91. İşte (Zu’l-Karneyn) böyle (yüksek bir mevkie ve hükümranlığa sâhip) idi. Onun yanında (daha) nice bilgi ve yetki bulunduğunu biliyorduk.

92. Sonra yine bir yol tuttu.

93. Nihâyet iki sed arasına ulaşınca onların önünde hemen hiç söz anlamayan bir kavim buldu.

94. Dediler ki "Ey Zu’l-Karneyn, Ye’cûc ve Me’cûc, bu yerde bozgunculuk yapıyorlar. Bizimle onların arasına bir sed yapman için sana bir vergi verelim mi?"

95. Dedi ki "Rabbimin, beni içinde bulundurduğu imkânlar, (sizin vereceğinizden) daha hayırlıdır. Siz bana (insan) güc(üy)le yardım edin de sizinle onlar arasına sağlam bir engel yapayım."

96. "Bana demir kütleleri getirin." (Zu’l-Karneyn) iki dağın arasını (demir kütleleriyle doldurtup dağlarla) aynı seviyeye getirince "Üfleyin!" dedi. Nihâyet o(demir kütleleri)ni bir ateş haline sokunca "Getirin bana, üzerine erimiş katran dökeyim," dedi.

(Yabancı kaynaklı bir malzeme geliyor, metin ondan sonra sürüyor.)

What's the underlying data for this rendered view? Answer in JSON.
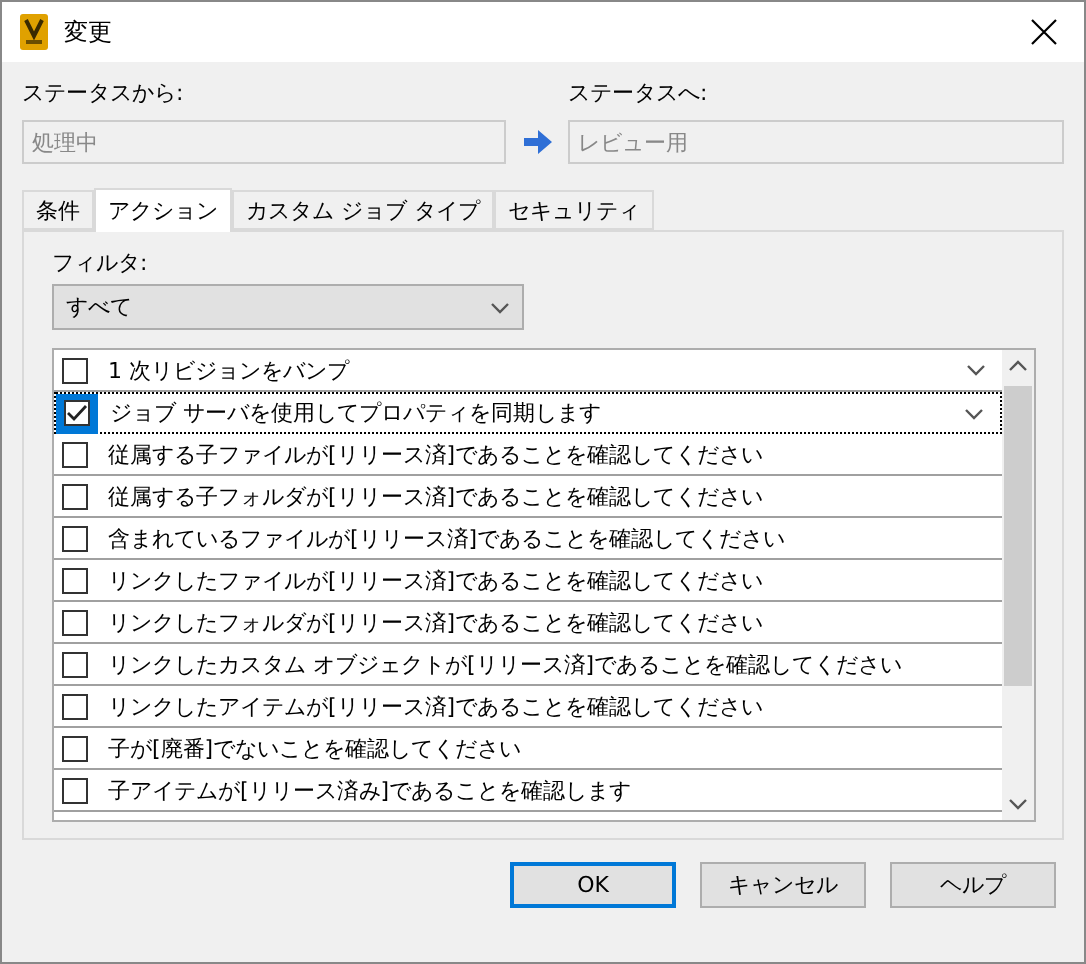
{
  "window": {
    "title": "変更"
  },
  "from": {
    "label": "ステータスから:",
    "value": "処理中"
  },
  "to": {
    "label": "ステータスへ:",
    "value": "レビュー用"
  },
  "tabs": [
    {
      "label": "条件",
      "selected": false
    },
    {
      "label": "アクション",
      "selected": true
    },
    {
      "label": "カスタム ジョブ タイプ",
      "selected": false
    },
    {
      "label": "セキュリティ",
      "selected": false
    }
  ],
  "filter": {
    "label": "フィルタ:",
    "value": "すべて"
  },
  "actions": [
    {
      "label": "1 次リビジョンをバンプ",
      "checked": false,
      "selected": false,
      "dropdown": true
    },
    {
      "label": "ジョブ サーバを使用してプロパティを同期します",
      "checked": true,
      "selected": true,
      "dropdown": true
    },
    {
      "label": "従属する子ファイルが[リリース済]であることを確認してください",
      "checked": false,
      "selected": false,
      "dropdown": false
    },
    {
      "label": "従属する子フォルダが[リリース済]であることを確認してください",
      "checked": false,
      "selected": false,
      "dropdown": false
    },
    {
      "label": "含まれているファイルが[リリース済]であることを確認してください",
      "checked": false,
      "selected": false,
      "dropdown": false
    },
    {
      "label": "リンクしたファイルが[リリース済]であることを確認してください",
      "checked": false,
      "selected": false,
      "dropdown": false
    },
    {
      "label": "リンクしたフォルダが[リリース済]であることを確認してください",
      "checked": false,
      "selected": false,
      "dropdown": false
    },
    {
      "label": "リンクしたカスタム オブジェクトが[リリース済]であることを確認してください",
      "checked": false,
      "selected": false,
      "dropdown": false
    },
    {
      "label": "リンクしたアイテムが[リリース済]であることを確認してください",
      "checked": false,
      "selected": false,
      "dropdown": false
    },
    {
      "label": "子が[廃番]でないことを確認してください",
      "checked": false,
      "selected": false,
      "dropdown": false
    },
    {
      "label": "子アイテムが[リリース済み]であることを確認します",
      "checked": false,
      "selected": false,
      "dropdown": false
    }
  ],
  "buttons": [
    {
      "label": "OK",
      "default": true
    },
    {
      "label": "キャンセル",
      "default": false
    },
    {
      "label": "ヘルプ",
      "default": false
    }
  ]
}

97. Artık (Ye’cûc Me’cûc) onu ne aşabildiler, ne de delebildiler.

98. (Zu’l-Karneyn) dedi "Bu, Rabbimin bir rahmetidir. Rabbimin va’di gel(ip Ye’cûc ve Me’cûc’un çıkması, yahut kıyâmetin kopması gerek)diği zaman onu yerle bir eder; şüphesiz Rabbimin va’di gerçektir."

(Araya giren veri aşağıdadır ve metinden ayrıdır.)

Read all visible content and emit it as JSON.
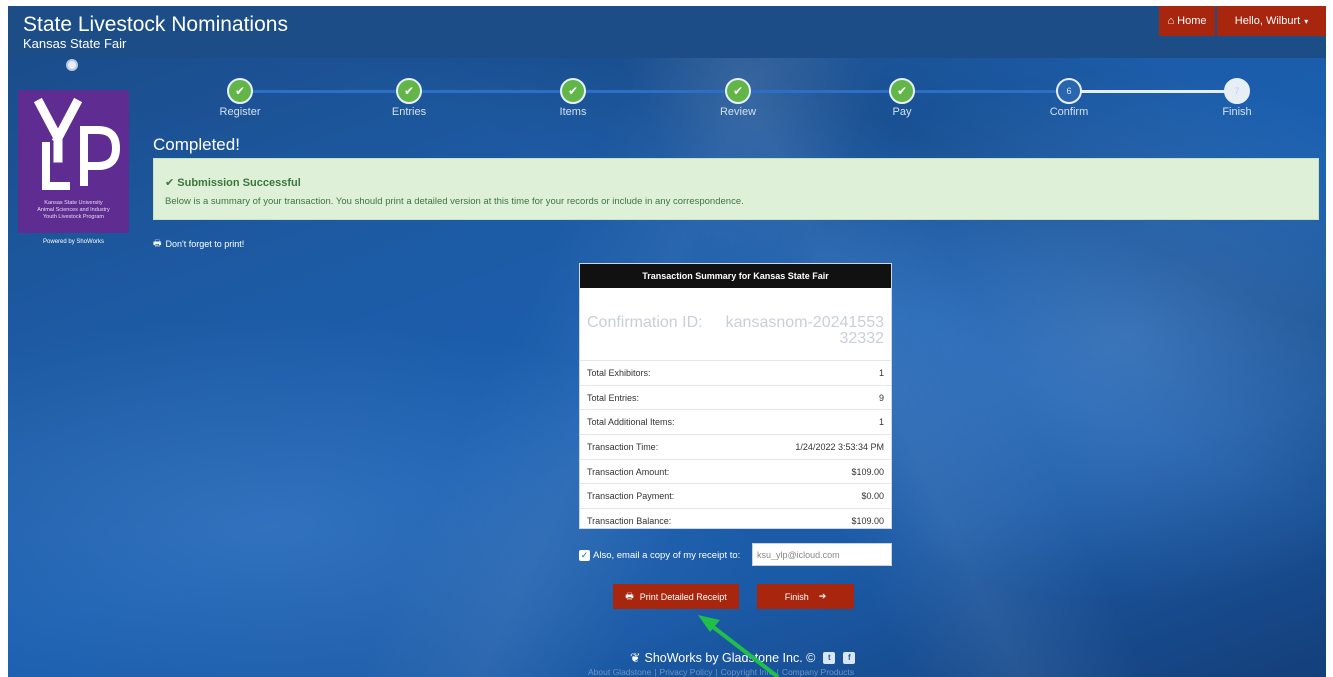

99. Biz o gün (Ye’cûc ve Me’cûc’u) bırakmışızdır Birbiri içinde dalgalanır(lar). Sûr’a da üflenmiştir ve onları hep bir araya toplamışızdır.

100. O gün cehennemi kâfirlere açıkça göstereceğiz.

101. Onlar ki beni anmağa karşı gözleri perde içinde idi ve (Kur’ân’ı) dinlemeğe tahammül edemezlerdi.

102. O nankörler benden ayrı olarak kullarımı kendilerine veliler yapacaklarını mı sandılar? Biz kâfirlere cehennemi konak olarak hazırladık.

103. De ki "Size işleri bakımından en çok ziyana uğrayacak olanları söyleyeyim mi?"

104. Dünyâ hayâtında bütün çabaları boşa gitmiş olan ve kendileri de iyi iş yaptıklarını sanan kimseleri?

105. İşte onlar, Rablerinin âyetlerini ve O’na kavuşmayı inkâr eden, bu yüzden eylemleri boşa çıkan kimselerdir. (Yaptıkları işler tamamen boşa çıktığından) kıyâmet günü onlar için bir terazi kurmayız (veya onlara hiçbir değer vermeyiz).

106. İnkâr ettikleri, âyetlerimi ve elçilerimi eğlence yerine koydukları için onların cezâsı cehennemdir.

107. İnanıp iyi işler yapanlara gelince, onların konağı da Firdevs cennetleridir.

108. Orada sürekli kalacaklardır. Oradan hiç ayrılmak istemezler.

109. De ki "Rabbimin sözleri(ni yazmak) için deniz mürekkep olsa, Rabbimin sözleri tükenmeden önce deniz tükenir." Yardım için bir o kadarını daha getirsek (yine yetmez)."

110. De ki "Ben de sizin gibi bir insanım; Tanrınızın bir tek Tanrı olduğu bana vahyolunuyor. Kim Rabbine kavuşmayı arzu ediyorsa iyi iş yapsın ve Rabbine (yaptığı) ibâdete hiç kimseyi ortak etmesin."